First things first, of course. Every coach knows that games cannot be played two at a time. Furman isn’t going to open the Southern Conference Tournament, where they are likely to play the Catamounts again, until a week from Saturday, March 9, at Harrah’s Cherokee Center in Asheville, the SoCon promised land.


Next is Western, which Furman defeated at Timmons Arena, 65-62, on Jan. 20. The regular-season finale on Saturday, which also brings down the Timmons curtain until 2025-26, is against upwardly mobile Mercer (14-15, 7-9), which has knocked off three of the SoCon’s top four teams – Samford, UNC Greensboro and Furman – on its home floor and visits the fourth, Chattanooga, on Wednesday.
The path to the tournament title has not gotten any easier, but the road is less rocky than the one the Paladins have traveled to this point.

Furman lost by near-miracles at Princeton and Tulane and by shock to Division II Anderson at home.
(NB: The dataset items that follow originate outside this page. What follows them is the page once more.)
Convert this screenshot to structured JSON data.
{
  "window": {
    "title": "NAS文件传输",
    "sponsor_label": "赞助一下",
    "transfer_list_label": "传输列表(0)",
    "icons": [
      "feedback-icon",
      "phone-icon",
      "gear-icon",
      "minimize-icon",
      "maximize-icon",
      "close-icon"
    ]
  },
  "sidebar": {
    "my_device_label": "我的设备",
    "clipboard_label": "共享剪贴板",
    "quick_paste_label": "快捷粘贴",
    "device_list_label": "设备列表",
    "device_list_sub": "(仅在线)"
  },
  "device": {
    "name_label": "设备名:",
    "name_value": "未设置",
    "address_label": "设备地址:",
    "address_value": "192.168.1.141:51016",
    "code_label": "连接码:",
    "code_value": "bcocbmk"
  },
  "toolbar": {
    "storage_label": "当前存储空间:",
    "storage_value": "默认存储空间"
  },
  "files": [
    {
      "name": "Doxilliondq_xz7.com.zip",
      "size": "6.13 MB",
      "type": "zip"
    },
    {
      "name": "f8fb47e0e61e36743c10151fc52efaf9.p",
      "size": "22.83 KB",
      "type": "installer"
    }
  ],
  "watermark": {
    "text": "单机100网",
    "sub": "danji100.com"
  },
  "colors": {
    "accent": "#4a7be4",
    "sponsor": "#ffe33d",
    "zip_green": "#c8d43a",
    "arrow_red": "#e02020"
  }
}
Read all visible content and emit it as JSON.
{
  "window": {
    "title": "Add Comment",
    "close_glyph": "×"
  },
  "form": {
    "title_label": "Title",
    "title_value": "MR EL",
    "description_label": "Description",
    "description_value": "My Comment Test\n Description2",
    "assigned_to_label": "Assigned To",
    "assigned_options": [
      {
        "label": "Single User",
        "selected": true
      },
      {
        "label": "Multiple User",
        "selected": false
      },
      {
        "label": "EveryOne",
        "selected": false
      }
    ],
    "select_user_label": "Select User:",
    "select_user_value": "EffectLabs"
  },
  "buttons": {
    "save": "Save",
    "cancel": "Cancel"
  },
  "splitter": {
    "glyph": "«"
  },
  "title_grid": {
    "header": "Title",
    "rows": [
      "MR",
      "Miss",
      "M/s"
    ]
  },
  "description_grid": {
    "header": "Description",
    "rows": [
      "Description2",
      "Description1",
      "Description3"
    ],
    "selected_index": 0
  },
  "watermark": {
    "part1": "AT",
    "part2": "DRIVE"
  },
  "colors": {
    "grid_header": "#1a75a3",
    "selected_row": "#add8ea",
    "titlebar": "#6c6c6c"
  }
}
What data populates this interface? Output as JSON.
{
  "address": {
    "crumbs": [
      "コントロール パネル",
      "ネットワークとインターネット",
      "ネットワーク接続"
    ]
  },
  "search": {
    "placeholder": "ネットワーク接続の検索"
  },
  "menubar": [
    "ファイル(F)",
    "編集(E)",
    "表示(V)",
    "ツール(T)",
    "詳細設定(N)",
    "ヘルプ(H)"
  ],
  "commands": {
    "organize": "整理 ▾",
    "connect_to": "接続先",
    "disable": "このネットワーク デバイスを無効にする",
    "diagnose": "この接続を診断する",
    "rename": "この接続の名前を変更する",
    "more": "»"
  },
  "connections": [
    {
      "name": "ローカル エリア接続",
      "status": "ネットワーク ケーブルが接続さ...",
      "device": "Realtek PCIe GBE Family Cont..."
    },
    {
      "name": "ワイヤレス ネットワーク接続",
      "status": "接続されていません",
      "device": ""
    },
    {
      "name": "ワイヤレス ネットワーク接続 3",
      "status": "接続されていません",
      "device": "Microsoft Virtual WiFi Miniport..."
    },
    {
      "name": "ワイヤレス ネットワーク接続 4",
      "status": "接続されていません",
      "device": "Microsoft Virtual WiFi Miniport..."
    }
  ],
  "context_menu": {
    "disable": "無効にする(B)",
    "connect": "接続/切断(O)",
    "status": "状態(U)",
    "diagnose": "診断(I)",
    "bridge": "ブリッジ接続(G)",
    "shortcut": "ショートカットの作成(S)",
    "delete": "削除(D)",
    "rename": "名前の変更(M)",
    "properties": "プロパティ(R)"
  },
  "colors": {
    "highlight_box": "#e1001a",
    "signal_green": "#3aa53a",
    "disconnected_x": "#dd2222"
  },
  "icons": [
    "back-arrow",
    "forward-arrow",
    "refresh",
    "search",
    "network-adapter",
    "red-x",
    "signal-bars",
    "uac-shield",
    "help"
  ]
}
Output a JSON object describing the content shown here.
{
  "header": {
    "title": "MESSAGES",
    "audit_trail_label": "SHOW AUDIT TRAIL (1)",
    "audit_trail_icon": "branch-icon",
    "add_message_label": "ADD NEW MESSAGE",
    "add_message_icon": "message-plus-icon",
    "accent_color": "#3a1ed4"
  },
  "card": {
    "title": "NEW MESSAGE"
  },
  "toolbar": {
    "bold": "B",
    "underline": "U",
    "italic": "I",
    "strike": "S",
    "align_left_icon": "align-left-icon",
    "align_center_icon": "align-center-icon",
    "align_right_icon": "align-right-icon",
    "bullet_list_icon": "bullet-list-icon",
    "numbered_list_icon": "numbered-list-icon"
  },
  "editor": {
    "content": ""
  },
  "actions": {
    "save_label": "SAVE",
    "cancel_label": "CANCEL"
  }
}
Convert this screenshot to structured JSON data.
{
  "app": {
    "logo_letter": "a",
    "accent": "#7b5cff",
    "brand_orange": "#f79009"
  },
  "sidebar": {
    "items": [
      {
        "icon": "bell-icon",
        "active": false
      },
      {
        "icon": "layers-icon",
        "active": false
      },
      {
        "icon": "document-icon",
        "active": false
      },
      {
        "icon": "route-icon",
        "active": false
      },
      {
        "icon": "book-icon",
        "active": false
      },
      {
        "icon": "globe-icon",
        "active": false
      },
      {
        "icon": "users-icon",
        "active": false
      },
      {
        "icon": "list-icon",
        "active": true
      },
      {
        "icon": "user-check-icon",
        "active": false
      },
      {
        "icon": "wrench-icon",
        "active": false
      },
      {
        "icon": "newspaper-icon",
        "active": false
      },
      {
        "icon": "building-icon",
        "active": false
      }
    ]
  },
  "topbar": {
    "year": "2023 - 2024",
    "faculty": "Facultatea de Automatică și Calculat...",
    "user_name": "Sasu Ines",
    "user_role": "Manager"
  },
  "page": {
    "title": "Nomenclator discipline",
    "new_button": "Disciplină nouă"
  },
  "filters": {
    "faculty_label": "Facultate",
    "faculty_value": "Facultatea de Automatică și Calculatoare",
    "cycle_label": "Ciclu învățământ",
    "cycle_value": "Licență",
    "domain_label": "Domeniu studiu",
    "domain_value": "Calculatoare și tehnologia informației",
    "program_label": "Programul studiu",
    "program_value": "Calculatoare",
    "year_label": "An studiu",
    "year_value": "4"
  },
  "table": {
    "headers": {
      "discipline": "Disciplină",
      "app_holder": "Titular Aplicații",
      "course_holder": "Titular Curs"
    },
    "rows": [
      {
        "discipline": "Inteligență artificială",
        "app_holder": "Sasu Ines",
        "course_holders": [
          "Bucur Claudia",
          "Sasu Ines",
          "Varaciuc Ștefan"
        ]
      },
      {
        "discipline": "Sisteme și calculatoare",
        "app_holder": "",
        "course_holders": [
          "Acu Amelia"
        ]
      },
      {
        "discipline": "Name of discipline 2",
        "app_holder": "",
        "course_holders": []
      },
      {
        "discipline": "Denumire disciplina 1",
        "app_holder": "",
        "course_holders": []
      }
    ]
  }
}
They played several early SoCon games with the first-, second- and third-leading scorers, and briefly all three, out with injuries. Alex Williams returned on Saturday after serving a three-game suspension.
At long last, all the Spacely Sprockets and Cogswell Cogs – you’re welcome for the obscure Jetsons reference – are in working order. The Paladins look powerful under the hood figuratively and literally on the court. Defense has improved dramatically. The ball is moving and finding the hands of good shooters taking quality shots. Furman has won four of its last five, and the loss, 74-72 at Samford last week, was an otherwise stirring performance gone horribly wrong in the final 45 seconds.
In conference play, Furman is 7-1 at home but only 3-5 on the road. Western is 5-3 at home and 4-4 away from Cullowhee.
In Vonterius Woolbright, a senior from Albany, Ga., the Catamounts have an imposing presence inside with the versatility to score and rebound in a range of skillful ways. Five players scored in double figures – Woolbright had only 11 – in Saturday’s 84-51 win at league doormat VMI.
Woolbright leads the Catamounts and the SoCon with averages of 21.9 points and 12.1 rebounds. Tre Jackson averages 13.4 points, Russell Jones Jr. 12.4 and D.J. Campbell 12.0.
Western Carolina averages 76 points and gives up 68. Furman scores 79 and allows 75.


Three Paladins – Marcus Foster (18.0), J.P. Pegues (17.3) and Williams (14.0) – score in double figures, with PJay Smith (9.9) headed there. Foster leads in rebounds (7.5), Pegues in assists (123), Williams in three-point shooting (.406), Carter Whitt (39) in steals and freshman Cooper Bowser in blocks (20).
With two games to go in the regular season, Furman holds sole possession of fourth place in the league standings. The Paladins trail Chattanooga and UNC Greensboro by one game while maintaining a one-game edge on the Catamounts.

The midweek road trip marks the 86th all-time meeting between the Paladins and Catamounts, with Furman holding a 55-30 series lead. The Paladins have won three straight versus the Catamounts and 16 of the last 17 meetings.
In the first clash, Pegues drained a three from the top of the key with 0.8 seconds remaining to lift Furman to a 65-62 victory. Pegues led Furman with 17 points, Foster posted 14 points and nine rebounds, and Alex Williams secured a double-double with 13 points and 11 rebounds.
Western Carolina’s lone victory in the last 17 meetings, a 79-67 decision last season in Cullowhee, snapped a six-game Paladin winning streak at Ramsey Center.
“Our team’s really showing some growth in this last stretch,” Richey said. “If you look at us from the ETSU game in Johnson City to now, look at it analytically and compare the numbers of where we are to where we were, it’s very clear that this is our best ball of the [season].”